There are fewer printed fanzines now, but some of the best are still going strong two decades on. Graham Ennis & Mark O'Brien report
When Skies Are Grey started in 1988, during that first heady rush of the fanzine boom. The aim, very simply, was to give supporters a platform. To this day, although the appearance of the mag has changed radically – we threw away the Pritt Stick years ago – that ethos has never changed. The fanzine and, for that matter, our website exist to let Evertonians have their say on about pretty much anything they like.
The mag has always been about fans. It has never really been about players. We tried. Once we interviewed Tony Cottee and it was extremely dull. So dull that Cottee’s team-mate Matt Jackson took the piss, sticking his head around the corner during the interview and shouting “What’s your favourite colour?” and other such witticisms. This only served to cement our view that professional footballers have absolutely nothing in common with fans, so why pretend otherwise? We’re fairly certain that none of them has ever read it, either. It’s hard to imagine James Beattie with a copy secreted into the Max Power that he apparently reads in the changing room and laughing out loud at a list of “Five Favourite Serial Killers” or “101 Grange Hill Moments”.
The club have largely ignored us, although we did hear one fantastic story of a marketing manager throwing an issue across his office in disgust and forbidding his teenage son to read it. We prefer it that way, really: they do their thing and we do ours. Whenever they have been in touch it has rarely been for anything good – they did threaten to sue us at one point very early on. As have Liverpool FC, a leading city councillor and a local DJ whose name we still can’t print without his permission. In fact he liked us so much he sued us twice.
We’ve been really lucky down the years in that we’ve consistently had people get in touch with superb offerings. A lot of readers will probably point out a cartoon that used to grace the middle pages, called “Laugh Along With the Loveable Reds”, as the most memorable thing we’ve printed. But we keep getting new stuff that makes us laugh.
The website started about six years ago and has complemented rather than detracted from the magazine. For a start, the site’s ability to reach a much broader audience has brought WSAG to people who weren’t aware of it before. There are certain similarities between the online and paper-based manifestations of WSAG – after all, most of the people who use the message board probably buy the magazine, too – but there are also marked differences. The immediacy of the internet allows people to discuss the latest events almost as they happen. So, for instance, while we’ve never had match reports in WSAG, we have them on the site. On the other hand, longer, more thoughtful or analytical pieces often don’t come over that well online, so there are probably more of those in the mag, as well as more of the nostalgic pieces, too.

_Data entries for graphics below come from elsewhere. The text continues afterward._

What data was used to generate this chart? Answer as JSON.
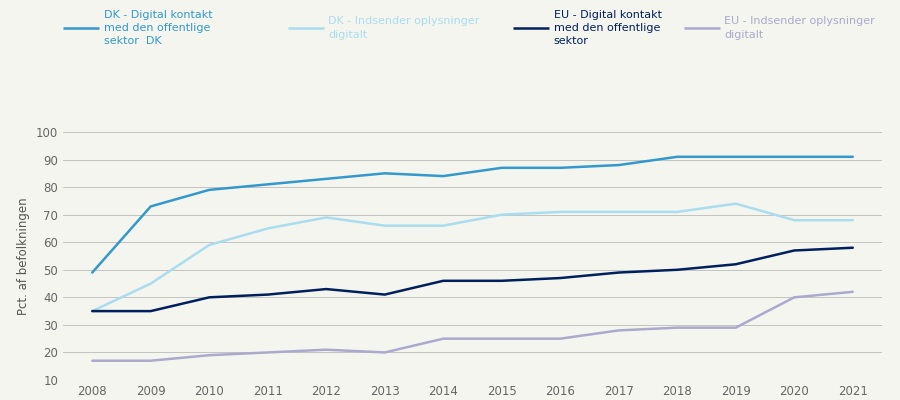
{
  "years": [
    2008,
    2009,
    2010,
    2011,
    2012,
    2013,
    2014,
    2015,
    2016,
    2017,
    2018,
    2019,
    2020,
    2021
  ],
  "dk_digital_kontakt": [
    49,
    73,
    79,
    81,
    83,
    85,
    84,
    87,
    87,
    88,
    91,
    91,
    91,
    91
  ],
  "dk_indsender": [
    35,
    45,
    59,
    65,
    69,
    66,
    66,
    70,
    71,
    71,
    71,
    74,
    68,
    68
  ],
  "eu_digital_kontakt": [
    35,
    35,
    40,
    41,
    43,
    41,
    46,
    46,
    47,
    49,
    50,
    52,
    57,
    58
  ],
  "eu_indsender": [
    17,
    17,
    19,
    20,
    21,
    20,
    25,
    25,
    25,
    28,
    29,
    29,
    40,
    42
  ],
  "series_labels": [
    "DK - Digital kontakt\nmed den offentlige\nsektor  DK",
    "DK - Indsender oplysninger\ndigitalt",
    "EU - Digital kontakt\nmed den offentlige\nsektor",
    "EU - Indsender oplysninger\ndigitalt"
  ],
  "colors": [
    "#3399CC",
    "#AADDEE",
    "#00205B",
    "#AAAACC"
  ],
  "ylabel": "Pct. af befolkningen",
  "ylim": [
    10,
    100
  ],
  "yticks": [
    10,
    20,
    30,
    40,
    50,
    60,
    70,
    80,
    90,
    100
  ],
  "background_color": "#f5f5f0",
  "grid_color": "#BBBBBB",
  "linewidth": 1.8,
  "legend_fontsize": 8.0,
  "axis_fontsize": 8.5,
  "ylabel_fontsize": 8.5
}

The advent of the internet has been a positive thing. On a broader note, though, it’s just a shame that the internet, with all its potential for inspiring creativity and debate, often seems like nothing more than a haven for cranks and weirdos. Football sites suffer very badly from this – when people had to go to the effort of writing a letter out by hand and putting a stamp on an envelope it filtered out a lot of the more tiresome loons.